Alternatively, you can open the "Select Device Dialog" by choosing Menu > Parts > Select Part.... If you know the device's name, you can type it in the box labeled Name and click the Find button. Or you can use the device database filter and type in a few letters, e.g. "My" to find both of your devices.
Place all the parts listed above in the schematic editor and connect them as shown in the figure below. Note that the half adder block U1 is used for the least significant bits A0 and B0, and the full adder block U2, U3 and U4 are used for the more significant bits. The "Cout" output of the last full adder block U4 summing the most significant bits A4 and B4 is taken out as the "Carry" output of the whole circuit.
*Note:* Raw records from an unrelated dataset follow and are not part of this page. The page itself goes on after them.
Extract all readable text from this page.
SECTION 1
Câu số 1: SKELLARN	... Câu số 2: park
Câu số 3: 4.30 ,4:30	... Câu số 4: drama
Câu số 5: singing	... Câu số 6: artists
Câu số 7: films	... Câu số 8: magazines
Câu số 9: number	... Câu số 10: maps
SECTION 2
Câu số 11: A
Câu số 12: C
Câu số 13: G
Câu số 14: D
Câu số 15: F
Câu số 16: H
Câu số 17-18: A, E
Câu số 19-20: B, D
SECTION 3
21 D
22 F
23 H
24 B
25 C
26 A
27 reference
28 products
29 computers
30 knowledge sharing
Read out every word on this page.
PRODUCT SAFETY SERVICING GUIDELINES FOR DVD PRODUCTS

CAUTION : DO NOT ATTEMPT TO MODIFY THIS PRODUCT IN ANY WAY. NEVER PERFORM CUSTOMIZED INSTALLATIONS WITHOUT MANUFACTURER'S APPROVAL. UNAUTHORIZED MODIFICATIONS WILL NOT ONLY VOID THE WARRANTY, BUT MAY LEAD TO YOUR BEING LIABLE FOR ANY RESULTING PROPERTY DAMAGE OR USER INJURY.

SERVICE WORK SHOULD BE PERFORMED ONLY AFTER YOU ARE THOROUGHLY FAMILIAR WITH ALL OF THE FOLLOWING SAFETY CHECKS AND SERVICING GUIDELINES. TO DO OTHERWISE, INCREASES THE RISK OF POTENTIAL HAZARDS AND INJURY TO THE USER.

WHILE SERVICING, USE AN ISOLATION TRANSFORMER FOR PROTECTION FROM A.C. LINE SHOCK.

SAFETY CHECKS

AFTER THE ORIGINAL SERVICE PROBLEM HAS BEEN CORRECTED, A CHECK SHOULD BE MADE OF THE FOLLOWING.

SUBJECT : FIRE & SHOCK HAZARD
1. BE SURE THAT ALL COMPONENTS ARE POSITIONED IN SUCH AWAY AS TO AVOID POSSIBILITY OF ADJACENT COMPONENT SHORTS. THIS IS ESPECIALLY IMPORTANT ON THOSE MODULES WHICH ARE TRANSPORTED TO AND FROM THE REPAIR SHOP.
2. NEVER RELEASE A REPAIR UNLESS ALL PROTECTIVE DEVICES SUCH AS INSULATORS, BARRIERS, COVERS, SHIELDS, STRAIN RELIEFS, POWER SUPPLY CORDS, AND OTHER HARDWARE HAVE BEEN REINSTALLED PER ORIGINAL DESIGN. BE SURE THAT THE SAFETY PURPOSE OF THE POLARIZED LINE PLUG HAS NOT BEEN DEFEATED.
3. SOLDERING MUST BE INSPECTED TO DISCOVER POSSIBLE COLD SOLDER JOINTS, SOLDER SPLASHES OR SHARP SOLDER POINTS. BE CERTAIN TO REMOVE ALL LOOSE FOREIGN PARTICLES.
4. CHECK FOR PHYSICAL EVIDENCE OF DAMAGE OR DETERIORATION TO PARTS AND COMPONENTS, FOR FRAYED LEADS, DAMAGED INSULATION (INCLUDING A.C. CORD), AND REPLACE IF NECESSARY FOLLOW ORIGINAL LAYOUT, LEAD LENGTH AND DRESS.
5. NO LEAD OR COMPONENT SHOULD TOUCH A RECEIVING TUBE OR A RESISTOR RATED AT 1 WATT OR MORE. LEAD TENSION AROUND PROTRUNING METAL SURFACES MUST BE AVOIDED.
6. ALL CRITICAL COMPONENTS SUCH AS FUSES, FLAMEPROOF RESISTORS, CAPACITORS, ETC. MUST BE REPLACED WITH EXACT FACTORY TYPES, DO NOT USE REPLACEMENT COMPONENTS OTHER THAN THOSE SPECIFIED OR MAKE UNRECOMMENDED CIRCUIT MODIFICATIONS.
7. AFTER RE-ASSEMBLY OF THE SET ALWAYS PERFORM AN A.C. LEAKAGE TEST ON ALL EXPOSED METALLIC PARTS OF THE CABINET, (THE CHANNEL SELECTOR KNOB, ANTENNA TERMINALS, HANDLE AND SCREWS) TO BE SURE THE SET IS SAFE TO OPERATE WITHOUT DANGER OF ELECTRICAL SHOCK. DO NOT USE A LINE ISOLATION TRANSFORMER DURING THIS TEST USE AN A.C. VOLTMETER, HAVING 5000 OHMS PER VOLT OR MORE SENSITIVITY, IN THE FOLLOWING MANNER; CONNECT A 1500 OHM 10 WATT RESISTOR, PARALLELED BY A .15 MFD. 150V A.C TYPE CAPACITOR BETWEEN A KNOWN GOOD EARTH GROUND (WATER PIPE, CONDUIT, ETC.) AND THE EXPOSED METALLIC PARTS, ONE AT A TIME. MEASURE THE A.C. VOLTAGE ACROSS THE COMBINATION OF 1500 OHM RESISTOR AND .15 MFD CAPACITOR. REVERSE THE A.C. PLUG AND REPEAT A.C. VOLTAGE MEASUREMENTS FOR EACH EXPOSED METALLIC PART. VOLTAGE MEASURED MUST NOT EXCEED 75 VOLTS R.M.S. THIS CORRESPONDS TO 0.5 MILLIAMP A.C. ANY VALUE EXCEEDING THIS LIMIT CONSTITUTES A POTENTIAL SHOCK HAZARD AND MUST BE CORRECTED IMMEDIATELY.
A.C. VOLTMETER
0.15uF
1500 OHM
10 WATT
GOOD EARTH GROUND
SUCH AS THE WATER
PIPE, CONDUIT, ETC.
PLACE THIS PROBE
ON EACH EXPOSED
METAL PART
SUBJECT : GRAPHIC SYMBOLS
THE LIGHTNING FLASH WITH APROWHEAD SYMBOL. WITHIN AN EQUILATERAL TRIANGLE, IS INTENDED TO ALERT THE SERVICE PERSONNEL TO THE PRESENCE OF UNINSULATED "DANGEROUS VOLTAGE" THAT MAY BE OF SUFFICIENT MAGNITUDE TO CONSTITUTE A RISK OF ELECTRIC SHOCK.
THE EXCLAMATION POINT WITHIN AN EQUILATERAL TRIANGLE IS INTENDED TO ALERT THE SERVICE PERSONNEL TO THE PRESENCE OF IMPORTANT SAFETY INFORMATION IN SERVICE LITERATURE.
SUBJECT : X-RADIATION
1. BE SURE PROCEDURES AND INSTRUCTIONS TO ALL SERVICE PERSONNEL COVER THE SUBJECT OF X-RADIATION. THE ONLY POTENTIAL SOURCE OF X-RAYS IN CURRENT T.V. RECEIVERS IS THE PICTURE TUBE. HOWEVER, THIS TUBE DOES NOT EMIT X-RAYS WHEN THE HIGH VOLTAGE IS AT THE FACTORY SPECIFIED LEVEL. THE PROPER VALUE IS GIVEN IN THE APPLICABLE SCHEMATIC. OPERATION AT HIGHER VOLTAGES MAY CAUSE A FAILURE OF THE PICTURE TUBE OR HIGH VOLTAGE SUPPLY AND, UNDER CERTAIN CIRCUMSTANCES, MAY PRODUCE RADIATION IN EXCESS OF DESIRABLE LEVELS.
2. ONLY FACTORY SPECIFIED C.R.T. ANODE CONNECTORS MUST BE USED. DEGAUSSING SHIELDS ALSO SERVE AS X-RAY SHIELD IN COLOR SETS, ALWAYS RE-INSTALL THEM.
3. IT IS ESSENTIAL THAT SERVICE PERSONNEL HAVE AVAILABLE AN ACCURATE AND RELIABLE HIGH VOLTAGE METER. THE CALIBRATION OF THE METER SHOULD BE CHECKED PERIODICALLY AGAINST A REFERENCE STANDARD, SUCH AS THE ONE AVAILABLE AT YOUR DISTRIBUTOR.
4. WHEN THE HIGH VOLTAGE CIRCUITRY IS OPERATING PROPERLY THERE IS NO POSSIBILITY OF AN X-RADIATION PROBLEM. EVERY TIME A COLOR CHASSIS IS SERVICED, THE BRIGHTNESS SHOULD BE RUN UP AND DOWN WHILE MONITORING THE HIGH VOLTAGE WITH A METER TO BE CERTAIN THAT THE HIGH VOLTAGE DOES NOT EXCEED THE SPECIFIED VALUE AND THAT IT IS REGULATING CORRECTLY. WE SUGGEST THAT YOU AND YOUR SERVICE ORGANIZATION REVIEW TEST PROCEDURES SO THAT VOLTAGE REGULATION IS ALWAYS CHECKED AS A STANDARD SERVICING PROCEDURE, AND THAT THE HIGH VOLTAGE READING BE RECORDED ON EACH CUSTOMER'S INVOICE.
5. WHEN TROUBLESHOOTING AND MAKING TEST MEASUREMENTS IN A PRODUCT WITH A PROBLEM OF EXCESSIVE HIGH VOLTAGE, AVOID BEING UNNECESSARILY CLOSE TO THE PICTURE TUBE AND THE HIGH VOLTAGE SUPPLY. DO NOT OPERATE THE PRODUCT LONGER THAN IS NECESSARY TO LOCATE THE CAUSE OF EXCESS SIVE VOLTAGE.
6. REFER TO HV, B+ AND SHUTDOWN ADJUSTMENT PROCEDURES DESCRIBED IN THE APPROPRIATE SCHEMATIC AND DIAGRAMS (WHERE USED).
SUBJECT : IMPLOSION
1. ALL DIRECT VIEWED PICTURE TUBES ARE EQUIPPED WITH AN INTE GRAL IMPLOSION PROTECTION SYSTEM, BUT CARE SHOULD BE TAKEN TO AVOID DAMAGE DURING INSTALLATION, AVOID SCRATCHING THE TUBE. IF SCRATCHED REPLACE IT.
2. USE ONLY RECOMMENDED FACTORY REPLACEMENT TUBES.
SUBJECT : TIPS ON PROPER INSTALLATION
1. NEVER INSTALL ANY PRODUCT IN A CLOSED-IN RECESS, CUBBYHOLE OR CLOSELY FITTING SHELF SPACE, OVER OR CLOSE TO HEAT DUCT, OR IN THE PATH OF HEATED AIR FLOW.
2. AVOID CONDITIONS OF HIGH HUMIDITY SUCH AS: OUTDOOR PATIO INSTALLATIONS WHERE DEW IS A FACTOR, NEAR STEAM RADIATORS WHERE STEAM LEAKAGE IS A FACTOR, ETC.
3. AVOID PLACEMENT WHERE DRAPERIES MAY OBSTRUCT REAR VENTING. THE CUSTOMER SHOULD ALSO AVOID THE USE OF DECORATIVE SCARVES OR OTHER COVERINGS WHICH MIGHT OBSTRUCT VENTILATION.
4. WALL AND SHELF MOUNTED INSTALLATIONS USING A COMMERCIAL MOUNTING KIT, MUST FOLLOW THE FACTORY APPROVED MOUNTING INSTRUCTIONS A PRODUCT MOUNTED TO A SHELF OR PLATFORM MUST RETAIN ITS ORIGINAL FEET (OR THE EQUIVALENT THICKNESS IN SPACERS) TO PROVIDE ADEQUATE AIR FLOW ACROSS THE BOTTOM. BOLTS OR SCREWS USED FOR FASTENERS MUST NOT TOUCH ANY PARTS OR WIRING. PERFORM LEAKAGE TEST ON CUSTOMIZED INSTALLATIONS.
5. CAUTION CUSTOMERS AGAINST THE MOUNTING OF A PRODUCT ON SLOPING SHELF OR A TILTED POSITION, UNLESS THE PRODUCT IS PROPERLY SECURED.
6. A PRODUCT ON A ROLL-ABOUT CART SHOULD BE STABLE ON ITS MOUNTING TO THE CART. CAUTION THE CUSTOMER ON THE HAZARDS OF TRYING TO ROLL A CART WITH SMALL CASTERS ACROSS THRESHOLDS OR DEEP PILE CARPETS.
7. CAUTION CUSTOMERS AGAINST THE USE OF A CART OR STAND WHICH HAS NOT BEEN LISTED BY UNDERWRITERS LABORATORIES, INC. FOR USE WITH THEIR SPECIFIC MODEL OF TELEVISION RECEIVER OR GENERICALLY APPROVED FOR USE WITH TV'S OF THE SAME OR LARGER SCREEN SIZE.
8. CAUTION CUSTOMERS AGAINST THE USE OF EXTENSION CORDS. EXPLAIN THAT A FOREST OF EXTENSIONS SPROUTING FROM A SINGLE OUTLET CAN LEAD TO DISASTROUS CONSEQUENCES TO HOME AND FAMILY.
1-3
Testing Your Ripple-Carry Adder Circuit
You can run different simulation scenarios by inputting 4-bit binary numbers to A's and B's. The figures below show two of such scenarios. In the first figure, A = 1001 (9) and B = 0011 (3). The sum is 1100 representing the decimal number 12. In the second figure, A = 1011 (11) and B = 0111 (7). The sum of these inputs must be the decimal number 18, which is equivalent to 0010 with a carry of 1 in a 4-bit system (i.e. 2 + 16), which can be seen in the figure.